Se hoje podemos dizer que o apóstolo Paulo foi o primeiro grande marqueteiro conhecido, com eficácia comprovada pela ampla divulgação do cristianismo através das suas cartas e pregações peregrinas pelo solo europeu; Mezan toma a história de Moisés indicando que ele talvez tenha sido o antepassado de todos os publicitários, inclusive no emprego de efeitos especiais cujas espetaculares “Dez pragas” e ainda a “Separação das águas do Mar Vermelho” ainda hoje impressionam a imaginação. No entanto, mesmo Moisés não foi capaz de suscitar os impulsos de pertença naqueles que o seguiam para a “Terra Prometida” naquele momento, uma vez que a ideia de que Jeová seria capaz de garantir a liberdade e a pátria não conseguiu se materializar num símbolo eficaz; o que só aconteceria com a Arca da Aliança, os rituais, o Templo de Jerusalém e, mais tarde a Torá (Bíblia).

O autor frisa que entre os anseios mais arraigados conta-se o de pertencer a um grupo e sentir orgulho disso, bem como ser protegido pela força do coletivo, ou poder cobrir-se de honra e glória defendendo entidades abstratas como a pátria, a religião, os valores, etc. Basta lembrarmo-nos da força coesa de um grupo que ao usar e defender a camisa ou cores de seu time futebolístico é capaz de guerrear com seus adversários num vandalismo extremamente agressivo e destruidor. Estas atitudes se assentam numa sensação de ser “eu e mais do que eu”: o sentimento de identidade, constituído por elementos pessoais e transpessoais fortemente alicerçado em crenças cuja expressão palpável é justamente o símbolo do grupo.
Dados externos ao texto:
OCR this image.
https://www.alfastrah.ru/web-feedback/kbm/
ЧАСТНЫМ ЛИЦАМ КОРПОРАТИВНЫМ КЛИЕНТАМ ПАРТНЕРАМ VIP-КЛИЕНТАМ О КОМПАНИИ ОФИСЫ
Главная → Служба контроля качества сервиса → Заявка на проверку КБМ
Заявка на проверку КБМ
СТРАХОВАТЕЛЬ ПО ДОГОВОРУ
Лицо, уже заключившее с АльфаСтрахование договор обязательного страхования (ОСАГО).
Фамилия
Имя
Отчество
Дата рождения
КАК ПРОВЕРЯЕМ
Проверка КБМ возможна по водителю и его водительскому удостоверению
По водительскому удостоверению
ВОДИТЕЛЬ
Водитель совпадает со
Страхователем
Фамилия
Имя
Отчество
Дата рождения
Da mesma forma entende-se o fenômeno do “culto à grife”, que identifica seu portador, perante os outros, como parte de um grupo tido por privilegiado. Diferença frente aos de fora, semelhança com os de dentro, juntamente com os sentimentos, crenças e fantasias associadas a ambos os fatores – elementos indispensáveis para a formação e sustentação de pilastras psíquicas sobre as quais assenta identidade de cada um.